La vie & l’œuvre, la vie de l’œuvre
3On pourra d’abord être sensible à la multiplicité des angles d’approche dans l’étude des rapports entre la vie et l’œuvre, croisant des questionnements éthiques, politiques, historiques et religieux avec l’analyse littéraire, jusqu’à définir les contours d’une « vie lyrique » entendue comme brouillage et estompage des frontières entre l’écriture poétique et l’engagement (en tous les sens du terme) de l’individu dans le monde, ou entre le chant et l’action. Alain Vaillant, se concentrant sur la réception de l’œuvre de Lamartine au xixe siècle, montre ainsi que si elle suit une trajectoire allant de la gloire à une forme d’« abstention » (p. 53), voire d’« indifférence tacite » (p. 51), c’est à cause des faiblesses de l’idéalisme lamartinien : tendance au narcissisme, rabattement de la poésie sur l’éloquence et inconsistance abstraite de l’utopie sous-jacente. Le rapport entre poésie et politique chez Lamartine est également confronté par Dominique Dupart à ses condamnations explicites par Proudhon puis, dans le sillage de 1848, chez Marx et Engels, quand apparaît clairement l’échec du poète homme d’État, mais aussi de « la langue sous-lyrique en prose qui a œuvré pour l’avènement de la IIe République » (p. 78). Sarga Moussa, quant à lui, met l’accent sur le combat abolitionniste de Lamartine, en s’appuyant notamment sur la lecture attentive d’un passage du Voyage en Orient où le poète décrit une scène de marché aux esclaves ; si cette étude s’éloigne des Méditations, c’est peut-être pour mieux souligner, en fait, comment le lyrisme personnel s’ancre dans une éthique qui cherche à éclairer ce qui fonde l’humanité de chaque sujet et l’importance du lien empathique dans une perspective démocratique. L’œuvre poétique est ainsi, à travers plusieurs contributions, pleinement resituée dans une pensée politique et éthique que Lamartine n’a pas souhaité séparer de l’écriture lyrique.

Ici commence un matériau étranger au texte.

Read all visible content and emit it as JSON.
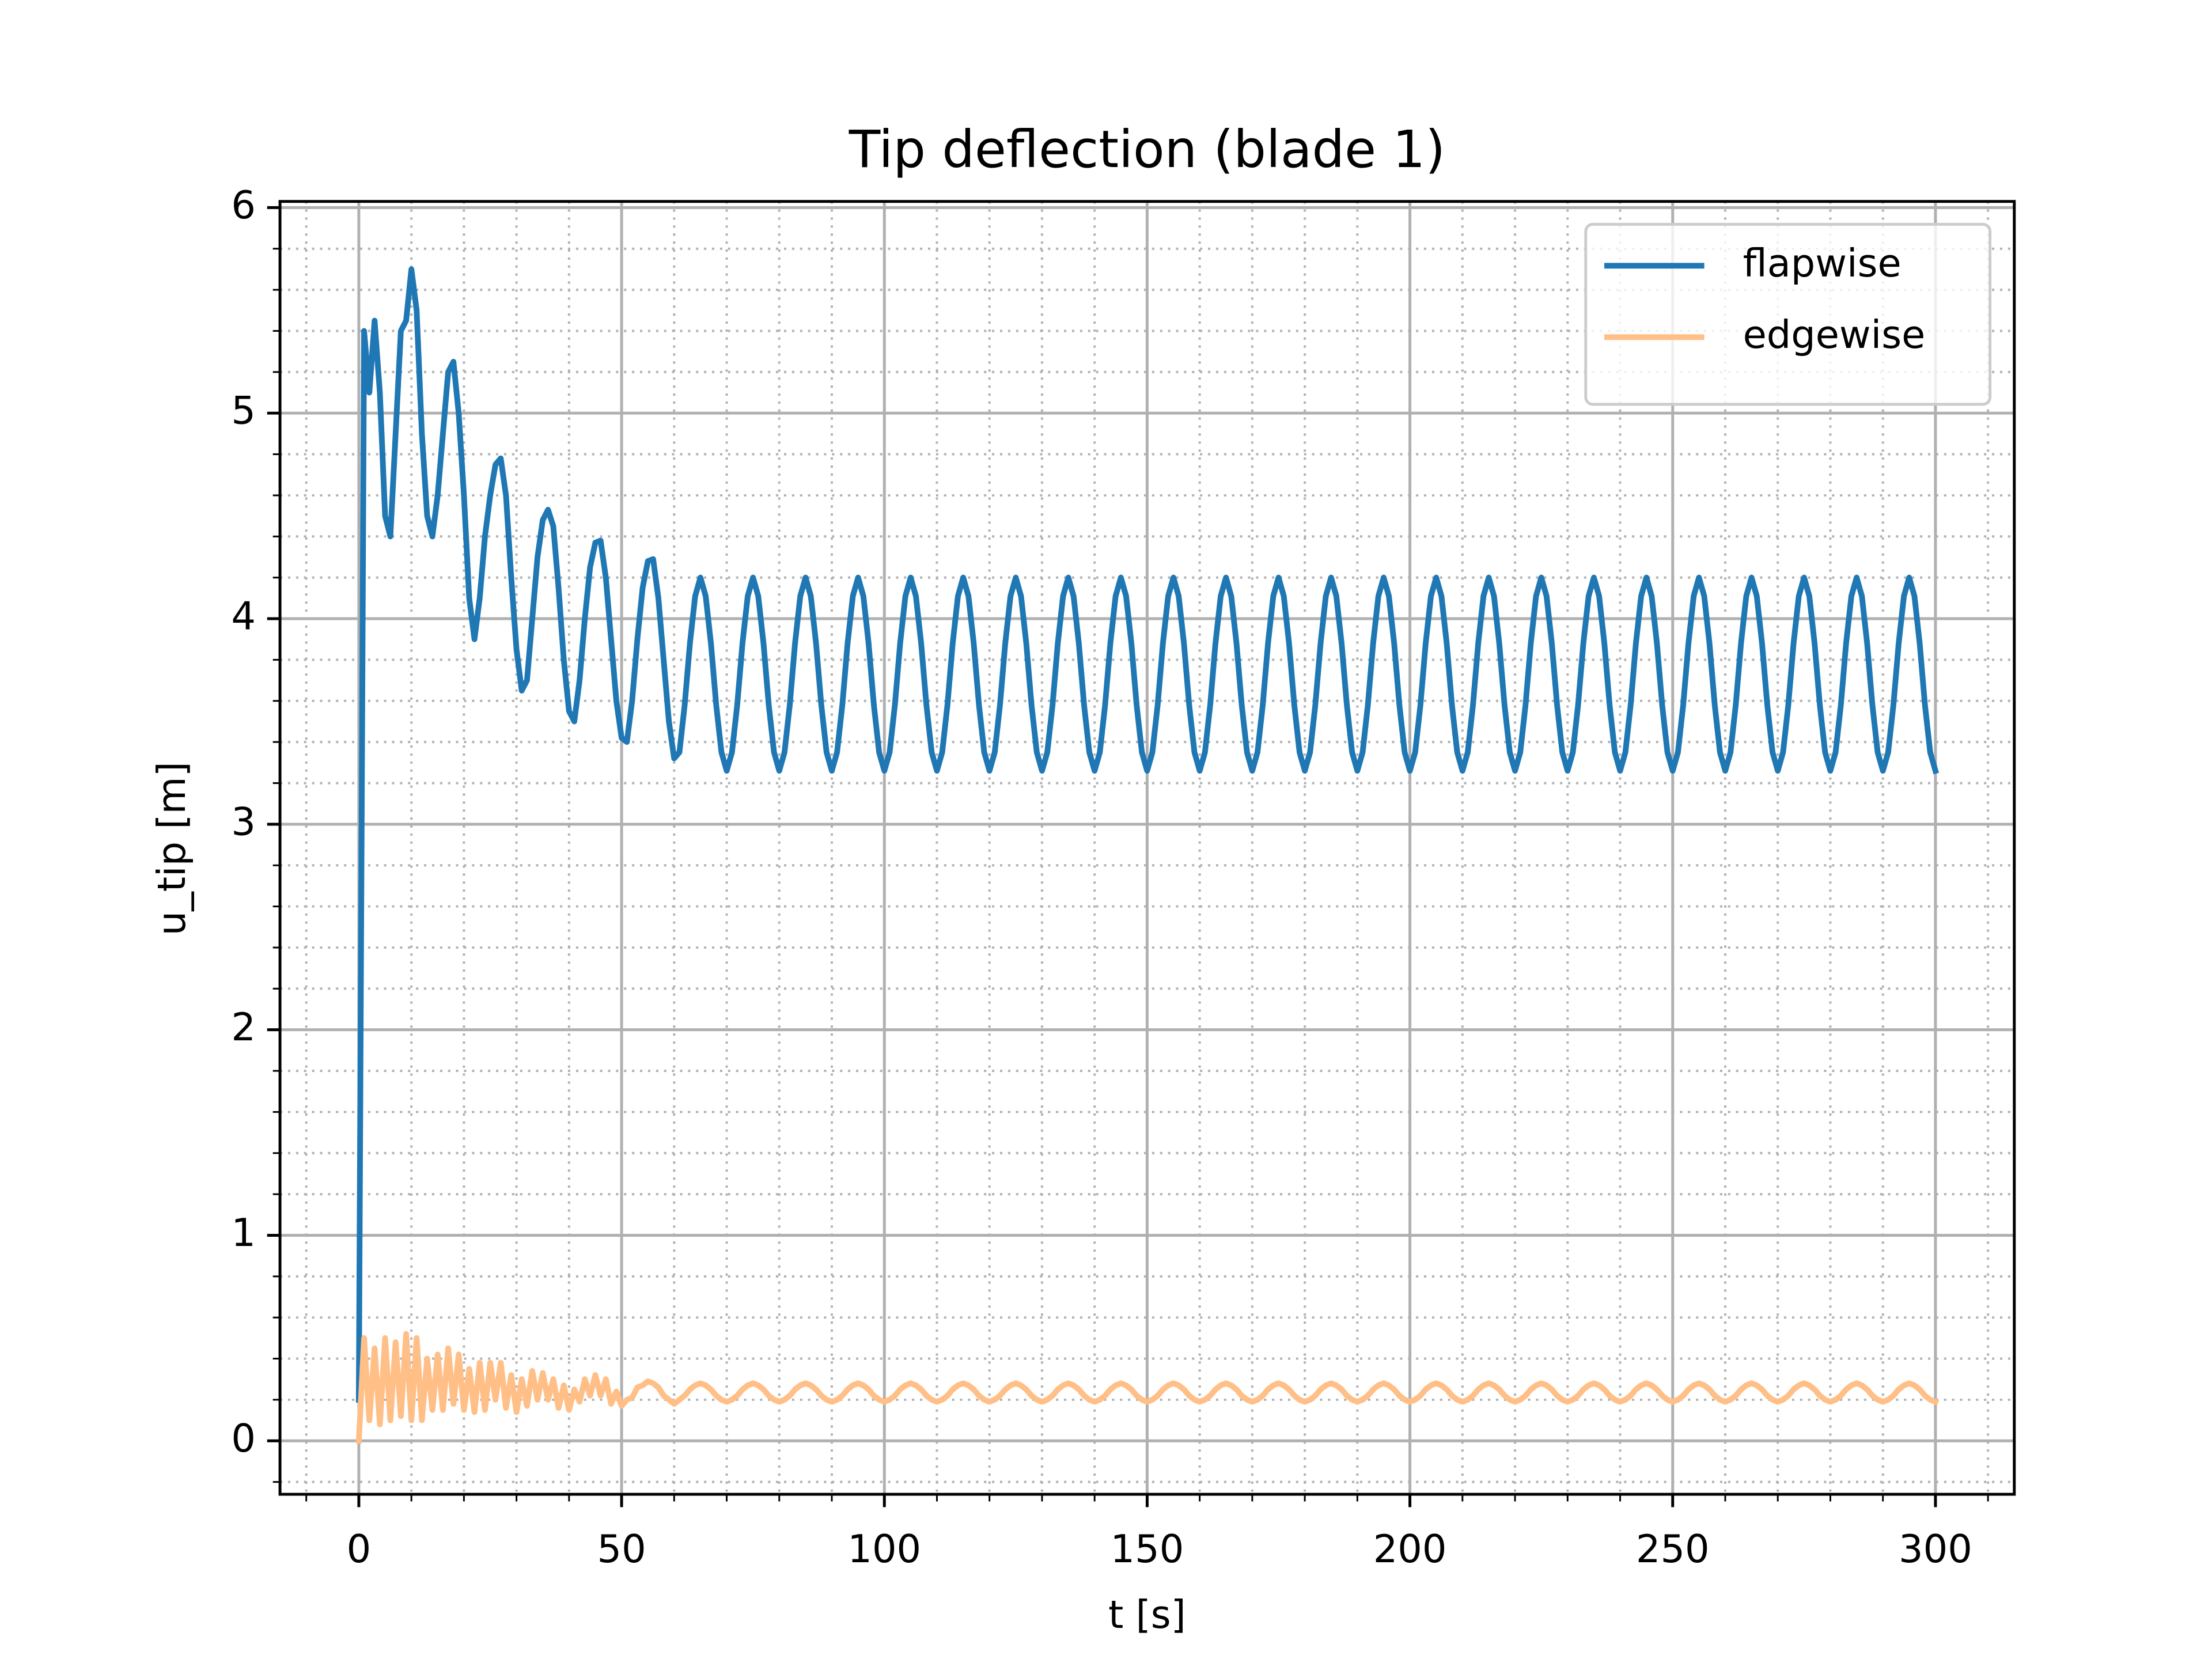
{
  "chart_data": {
    "type": "line",
    "title": "Tip deflection (blade 1)",
    "xlabel": "t [s]",
    "ylabel": "u_tip [m]",
    "x": [
      0,
      1,
      2,
      3,
      4,
      5,
      6,
      7,
      8,
      9,
      10,
      11,
      12,
      13,
      14,
      15,
      16,
      17,
      18,
      19,
      20,
      21,
      22,
      23,
      24,
      25,
      26,
      27,
      28,
      29,
      30,
      31,
      32,
      33,
      34,
      35,
      36,
      37,
      38,
      39,
      40,
      41,
      42,
      43,
      44,
      45,
      46,
      47,
      48,
      49,
      50,
      51,
      52,
      53,
      54,
      55,
      56,
      57,
      58,
      59,
      60,
      61,
      62,
      63,
      64,
      65,
      66,
      67,
      68,
      69,
      70,
      71,
      72,
      73,
      74,
      75,
      76,
      77,
      78,
      79,
      80,
      81,
      82,
      83,
      84,
      85,
      86,
      87,
      88,
      89,
      90,
      91,
      92,
      93,
      94,
      95,
      96,
      97,
      98,
      99,
      100,
      101,
      102,
      103,
      104,
      105,
      106,
      107,
      108,
      109,
      110,
      111,
      112,
      113,
      114,
      115,
      116,
      117,
      118,
      119,
      120,
      121,
      122,
      123,
      124,
      125,
      126,
      127,
      128,
      129,
      130,
      131,
      132,
      133,
      134,
      135,
      136,
      137,
      138,
      139,
      140,
      141,
      142,
      143,
      144,
      145,
      146,
      147,
      148,
      149,
      150,
      151,
      152,
      153,
      154,
      155,
      156,
      157,
      158,
      159,
      160,
      161,
      162,
      163,
      164,
      165,
      166,
      167,
      168,
      169,
      170,
      171,
      172,
      173,
      174,
      175,
      176,
      177,
      178,
      179,
      180,
      181,
      182,
      183,
      184,
      185,
      186,
      187,
      188,
      189,
      190,
      191,
      192,
      193,
      194,
      195,
      196,
      197,
      198,
      199,
      200,
      201,
      202,
      203,
      204,
      205,
      206,
      207,
      208,
      209,
      210,
      211,
      212,
      213,
      214,
      215,
      216,
      217,
      218,
      219,
      220,
      221,
      222,
      223,
      224,
      225,
      226,
      227,
      228,
      229,
      230,
      231,
      232,
      233,
      234,
      235,
      236,
      237,
      238,
      239,
      240,
      241,
      242,
      243,
      244,
      245,
      246,
      247,
      248,
      249,
      250,
      251,
      252,
      253,
      254,
      255,
      256,
      257,
      258,
      259,
      260,
      261,
      262,
      263,
      264,
      265,
      266,
      267,
      268,
      269,
      270,
      271,
      272,
      273,
      274,
      275,
      276,
      277,
      278,
      279,
      280,
      281,
      282,
      283,
      284,
      285,
      286,
      287,
      288,
      289,
      290,
      291,
      292,
      293,
      294,
      295,
      296,
      297,
      298,
      299,
      300
    ],
    "series": [
      {
        "name": "flapwise",
        "color": "#1f77b4",
        "values": [
          0.2,
          5.4,
          5.1,
          5.45,
          5.1,
          4.5,
          4.4,
          4.9,
          5.4,
          5.45,
          5.7,
          5.5,
          4.9,
          4.5,
          4.4,
          4.6,
          4.9,
          5.2,
          5.25,
          5.0,
          4.6,
          4.1,
          3.9,
          4.1,
          4.4,
          4.6,
          4.75,
          4.78,
          4.6,
          4.2,
          3.85,
          3.65,
          3.7,
          4.0,
          4.3,
          4.48,
          4.53,
          4.45,
          4.15,
          3.8,
          3.55,
          3.5,
          3.7,
          4.0,
          4.25,
          4.37,
          4.38,
          4.2,
          3.9,
          3.6,
          3.42,
          3.4,
          3.6,
          3.9,
          4.15,
          4.28,
          4.29,
          4.1,
          3.8,
          3.5,
          3.32,
          3.35,
          3.58,
          3.88,
          4.11,
          4.2,
          4.11,
          3.88,
          3.58,
          3.35,
          3.26,
          3.35,
          3.58,
          3.88,
          4.11,
          4.2,
          4.11,
          3.88,
          3.58,
          3.35,
          3.26,
          3.35,
          3.58,
          3.88,
          4.11,
          4.2,
          4.11,
          3.88,
          3.58,
          3.35,
          3.26,
          3.35,
          3.58,
          3.88,
          4.11,
          4.2,
          4.11,
          3.88,
          3.58,
          3.35,
          3.26,
          3.35,
          3.58,
          3.88,
          4.11,
          4.2,
          4.11,
          3.88,
          3.58,
          3.35,
          3.26,
          3.35,
          3.58,
          3.88,
          4.11,
          4.2,
          4.11,
          3.88,
          3.58,
          3.35,
          3.26,
          3.35,
          3.58,
          3.88,
          4.11,
          4.2,
          4.11,
          3.88,
          3.58,
          3.35,
          3.26,
          3.35,
          3.58,
          3.88,
          4.11,
          4.2,
          4.11,
          3.88,
          3.58,
          3.35,
          3.26,
          3.35,
          3.58,
          3.88,
          4.11,
          4.2,
          4.11,
          3.88,
          3.58,
          3.35,
          3.26,
          3.35,
          3.58,
          3.88,
          4.11,
          4.2,
          4.11,
          3.88,
          3.58,
          3.35,
          3.26,
          3.35,
          3.58,
          3.88,
          4.11,
          4.2,
          4.11,
          3.88,
          3.58,
          3.35,
          3.26,
          3.35,
          3.58,
          3.88,
          4.11,
          4.2,
          4.11,
          3.88,
          3.58,
          3.35,
          3.26,
          3.35,
          3.58,
          3.88,
          4.11,
          4.2,
          4.11,
          3.88,
          3.58,
          3.35,
          3.26,
          3.35,
          3.58,
          3.88,
          4.11,
          4.2,
          4.11,
          3.88,
          3.58,
          3.35,
          3.26,
          3.35,
          3.58,
          3.88,
          4.11,
          4.2,
          4.11,
          3.88,
          3.58,
          3.35,
          3.26,
          3.35,
          3.58,
          3.88,
          4.11,
          4.2,
          4.11,
          3.88,
          3.58,
          3.35,
          3.26,
          3.35,
          3.58,
          3.88,
          4.11,
          4.2,
          4.11,
          3.88,
          3.58,
          3.35,
          3.26,
          3.35,
          3.58,
          3.88,
          4.11,
          4.2,
          4.11,
          3.88,
          3.58,
          3.35,
          3.26,
          3.35,
          3.58,
          3.88,
          4.11,
          4.2,
          4.11,
          3.88,
          3.58,
          3.35,
          3.26,
          3.35,
          3.58,
          3.88,
          4.11,
          4.2,
          4.11,
          3.88,
          3.58,
          3.35,
          3.26,
          3.35,
          3.58,
          3.88,
          4.11,
          4.2,
          4.11,
          3.88,
          3.58,
          3.35,
          3.26,
          3.35,
          3.58,
          3.88,
          4.11,
          4.2,
          4.11,
          3.88,
          3.58,
          3.35,
          3.26,
          3.35,
          3.58,
          3.88,
          4.11,
          4.2,
          4.11,
          3.88,
          3.58,
          3.35,
          3.26,
          3.35,
          3.58,
          3.88,
          4.11,
          4.2,
          4.11,
          3.88,
          3.58,
          3.35,
          3.26
        ]
      },
      {
        "name": "edgewise",
        "color": "#ffbf87",
        "values": [
          0.0,
          0.5,
          0.1,
          0.45,
          0.08,
          0.5,
          0.1,
          0.48,
          0.12,
          0.52,
          0.1,
          0.5,
          0.1,
          0.4,
          0.15,
          0.42,
          0.15,
          0.45,
          0.18,
          0.42,
          0.15,
          0.35,
          0.14,
          0.38,
          0.15,
          0.38,
          0.2,
          0.38,
          0.16,
          0.32,
          0.14,
          0.3,
          0.17,
          0.34,
          0.2,
          0.33,
          0.2,
          0.3,
          0.16,
          0.27,
          0.15,
          0.25,
          0.19,
          0.3,
          0.22,
          0.32,
          0.22,
          0.3,
          0.18,
          0.24,
          0.17,
          0.2,
          0.21,
          0.26,
          0.27,
          0.29,
          0.28,
          0.26,
          0.22,
          0.2,
          0.18,
          0.2,
          0.22,
          0.25,
          0.27,
          0.28,
          0.27,
          0.25,
          0.22,
          0.2,
          0.19,
          0.2,
          0.22,
          0.25,
          0.27,
          0.28,
          0.27,
          0.25,
          0.22,
          0.2,
          0.19,
          0.2,
          0.22,
          0.25,
          0.27,
          0.28,
          0.27,
          0.25,
          0.22,
          0.2,
          0.19,
          0.2,
          0.22,
          0.25,
          0.27,
          0.28,
          0.27,
          0.25,
          0.22,
          0.2,
          0.19,
          0.2,
          0.22,
          0.25,
          0.27,
          0.28,
          0.27,
          0.25,
          0.22,
          0.2,
          0.19,
          0.2,
          0.22,
          0.25,
          0.27,
          0.28,
          0.27,
          0.25,
          0.22,
          0.2,
          0.19,
          0.2,
          0.22,
          0.25,
          0.27,
          0.28,
          0.27,
          0.25,
          0.22,
          0.2,
          0.19,
          0.2,
          0.22,
          0.25,
          0.27,
          0.28,
          0.27,
          0.25,
          0.22,
          0.2,
          0.19,
          0.2,
          0.22,
          0.25,
          0.27,
          0.28,
          0.27,
          0.25,
          0.22,
          0.2,
          0.19,
          0.2,
          0.22,
          0.25,
          0.27,
          0.28,
          0.27,
          0.25,
          0.22,
          0.2,
          0.19,
          0.2,
          0.22,
          0.25,
          0.27,
          0.28,
          0.27,
          0.25,
          0.22,
          0.2,
          0.19,
          0.2,
          0.22,
          0.25,
          0.27,
          0.28,
          0.27,
          0.25,
          0.22,
          0.2,
          0.19,
          0.2,
          0.22,
          0.25,
          0.27,
          0.28,
          0.27,
          0.25,
          0.22,
          0.2,
          0.19,
          0.2,
          0.22,
          0.25,
          0.27,
          0.28,
          0.27,
          0.25,
          0.22,
          0.2,
          0.19,
          0.2,
          0.22,
          0.25,
          0.27,
          0.28,
          0.27,
          0.25,
          0.22,
          0.2,
          0.19,
          0.2,
          0.22,
          0.25,
          0.27,
          0.28,
          0.27,
          0.25,
          0.22,
          0.2,
          0.19,
          0.2,
          0.22,
          0.25,
          0.27,
          0.28,
          0.27,
          0.25,
          0.22,
          0.2,
          0.19,
          0.2,
          0.22,
          0.25,
          0.27,
          0.28,
          0.27,
          0.25,
          0.22,
          0.2,
          0.19,
          0.2,
          0.22,
          0.25,
          0.27,
          0.28,
          0.27,
          0.25,
          0.22,
          0.2,
          0.19,
          0.2,
          0.22,
          0.25,
          0.27,
          0.28,
          0.27,
          0.25,
          0.22,
          0.2,
          0.19,
          0.2,
          0.22,
          0.25,
          0.27,
          0.28,
          0.27,
          0.25,
          0.22,
          0.2,
          0.19,
          0.2,
          0.22,
          0.25,
          0.27,
          0.28,
          0.27,
          0.25,
          0.22,
          0.2,
          0.19,
          0.2,
          0.22,
          0.25,
          0.27,
          0.28,
          0.27,
          0.25,
          0.22,
          0.2,
          0.19,
          0.2,
          0.22,
          0.25,
          0.27,
          0.28,
          0.27,
          0.25,
          0.22,
          0.2,
          0.19
        ]
      }
    ],
    "xlim": [
      -15,
      315
    ],
    "ylim": [
      -0.26,
      6.03
    ],
    "xticks": [
      0,
      50,
      100,
      150,
      200,
      250,
      300
    ],
    "yticks": [
      0,
      1,
      2,
      3,
      4,
      5,
      6
    ],
    "xminorticks": [
      -10,
      10,
      20,
      30,
      40,
      60,
      70,
      80,
      90,
      110,
      120,
      130,
      140,
      160,
      170,
      180,
      190,
      210,
      220,
      230,
      240,
      260,
      270,
      280,
      290,
      310
    ],
    "yminorticks": [
      -0.2,
      0.2,
      0.4,
      0.6,
      0.8,
      1.2,
      1.4,
      1.6,
      1.8,
      2.2,
      2.4,
      2.6,
      2.8,
      3.2,
      3.4,
      3.6,
      3.8,
      4.2,
      4.4,
      4.6,
      4.8,
      5.2,
      5.4,
      5.6,
      5.8
    ],
    "grid": true,
    "minor_grid": true,
    "legend": "upper right"
  }
}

4Mais l’intérêt du volume est également de souligner l’absence de tout système dans l’œuvre vivante, mouvante, de Lamartine, non seulement du point de vue politique, mais également dans une perspective religieuse, qu’explorent en particulier Claude Mauron, dans une utile mise au point sur le motif de l’ange, déployé dans ses diverses significations et valeurs (p. 107‑120), et Esther Pinon dans un article (lumineux, si l’on nous pardonne cette facilité) consacré aux « Lueurs du doute dans les Méditations poétiques » (p. 91‑106). Les images du crépuscule et l’esthétique du clair-obscur reflètent et expriment une pensée religieuse incertaine, qui préfère au rayonnement éblouissant de la foi, affronté parfois — on le sait — aux abîmes ténébreux du désespoir, les lueurs voilées et les pénombres, dont le pouvoir est de dire « Moins qu’une croyance, […] une espérance » (p. 105). Les hésitations et les flottements de la pensée religieuse de Lamartine laissent parfaitement voir combien le recueil s’est constitué par sédimentation d’oscillations idéologiques et d’expériences affectives diverses, à la manière d’un feuilleté indécidable de moments vécus et de pages écrites. Parmi ces délicates alluvions se distinguent aussi, d’un éclat obscur, les poèmes inspirés par les deuils, formant ce que Pierre Loubier appelle un « vertige de superpositions et de syncrétismes qu’on pourrait dire nervaliens » (p. 132), dans un article intitulé « Lamartine et la jeune morte (histoire d’un méditation infinie) » (p. 125-139) sur lequel nous reviendrons.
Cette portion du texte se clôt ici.